После сделки начальник к себе вызвал. Руку тряс и предложил кофе.
– Спасибо, но мне еще обзванивать клиентов.
– Успеешь! Скажи лучше, как ты его нашел?
– Да просто. Обзванивал фирмы по «Желтым страницам», предлагал услуги компании, листовки, флаера, визитки, баннеры. Тут меня этот дядька спрашивает: а наружная реклама у вас есть? Мне вывеска нужна над входом в гостиницу. Я прикинул, думаю — найду подрядчика, организую. Без проблем, говорю!

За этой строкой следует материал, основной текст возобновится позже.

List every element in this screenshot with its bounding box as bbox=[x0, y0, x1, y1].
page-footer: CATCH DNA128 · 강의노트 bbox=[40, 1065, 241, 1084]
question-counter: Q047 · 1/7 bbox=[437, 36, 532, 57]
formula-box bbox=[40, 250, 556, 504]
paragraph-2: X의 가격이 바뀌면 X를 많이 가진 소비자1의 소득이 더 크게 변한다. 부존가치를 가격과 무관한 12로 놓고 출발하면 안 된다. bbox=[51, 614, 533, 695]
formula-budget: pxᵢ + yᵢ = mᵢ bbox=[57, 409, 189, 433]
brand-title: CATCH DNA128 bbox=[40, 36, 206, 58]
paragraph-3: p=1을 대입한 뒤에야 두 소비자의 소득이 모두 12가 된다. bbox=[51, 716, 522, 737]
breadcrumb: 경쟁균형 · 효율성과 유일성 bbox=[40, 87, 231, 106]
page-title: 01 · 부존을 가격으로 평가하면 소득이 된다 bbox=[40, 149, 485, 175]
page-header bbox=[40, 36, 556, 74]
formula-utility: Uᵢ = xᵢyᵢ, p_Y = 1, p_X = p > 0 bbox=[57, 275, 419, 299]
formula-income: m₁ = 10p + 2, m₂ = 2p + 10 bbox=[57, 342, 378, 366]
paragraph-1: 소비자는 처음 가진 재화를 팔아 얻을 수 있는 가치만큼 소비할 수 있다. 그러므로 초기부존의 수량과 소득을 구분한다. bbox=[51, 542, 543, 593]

– Сколько клиентов за день обзваниваешь?
– Сорок холодных звонков минимум. Так в одной книжке написано. Автор Огилви, американский рекламщик. Сорок звонков, цель которых — договориться о встрече, ну а цель встречи, соответственно, - сделка. Из этих сорока получается от трех до пяти встреч и одна-две из них — точно будут результативны.
– Ух ты, молодец, молодец, - приговаривает, наливая кофе в белые чашечки, которые успел из ящика стола достать. А кофе — из кофеварки. Стальная, с верхушкой из черной пластмассы. «Кефаль». Кофе ароматный, хороший кофе, подношу к губам и нюхаю. Нюхаю. Один глоток сделаю — поставлю на стол, в блюдце, второй сделаю — и опять на стол. И директор - не спешит, все расспрашивает, интересуется.
– Мы тебе другое рабочее место организуем. Получше, чем сейчас у тебя. Чтоб ты нормально работать мог.
– О, спасибо! А-то место действительно неудобное, там рядом дизайнер, у нее работа тихая, и я вижу, как она на меня косится, видать — отвлекаю, все время на телефоне, разговоры, разговоры, и говорить нужно громко и отчетливо, голос — это важно, если нет уверенности в голосе - минус пол дела.
– Сделаем, сделаем, - приговаривает директор.
– Ты главное обороты не сбавляй. А там, если сделки пойдут, то и на больший процент сможешь рассчитывать.
– Это как?
– А так. Сейчас тебе агентство платит половину от прибыли, а сможем… 70 процентов!